Now, I prefer for Julie to be home. Don't misunderstand and think that I am longing for my long stretches of all-by-myself, navel-gazing time. But, the fact is, Julie doesn't live here anymore. She is an adult with a domicile, and a life, of her own. It's hard for me and for Ben when she leaves us, but we know she doesn't belong here, and wouldn't keep her if we could. Each of us has developed ways to deal with the fact that our little birds have flown the nest, as we always intended for them to do. I examine life as I find it around me, and try to make sense of it as best I can.
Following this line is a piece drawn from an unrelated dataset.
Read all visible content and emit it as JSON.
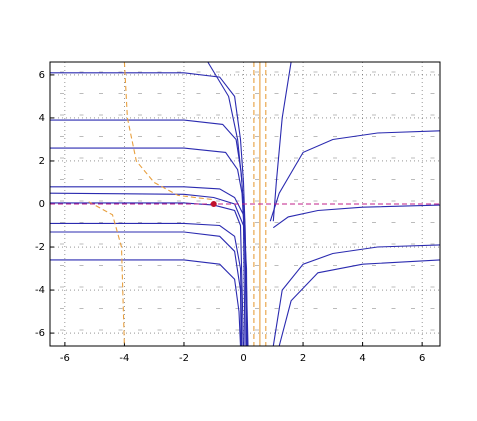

Socrates said the unexamined life is not worth living. That seems extreme, but Ben and I have for many years known a woman whom we feel lives an unexamined life, and it seems to us a very shallow existence. As in most things, I believe there is a balance that must be struck between actually living life and ruminating about it. That's what I'm trying to do here, folks. I hope you find it at least intermittently interesting.

1 comment:

Ben said...

Your posts are always interesting, in spite of the fact that we've often talked about what you're posting before you post it. You are an excellent word smith.

And yes, it's all about maintaining a balance - meaning the over-examined life may lack living. This is something I personally try to watch out for.

I also love when Julie or Tom come to stay for a visit. Their perspective on things never fails to deepen my understanding. I love nothing more than chatting with them, either around the house or while off on some adventure. Spending time with them (and their partners!) always makes me feel good!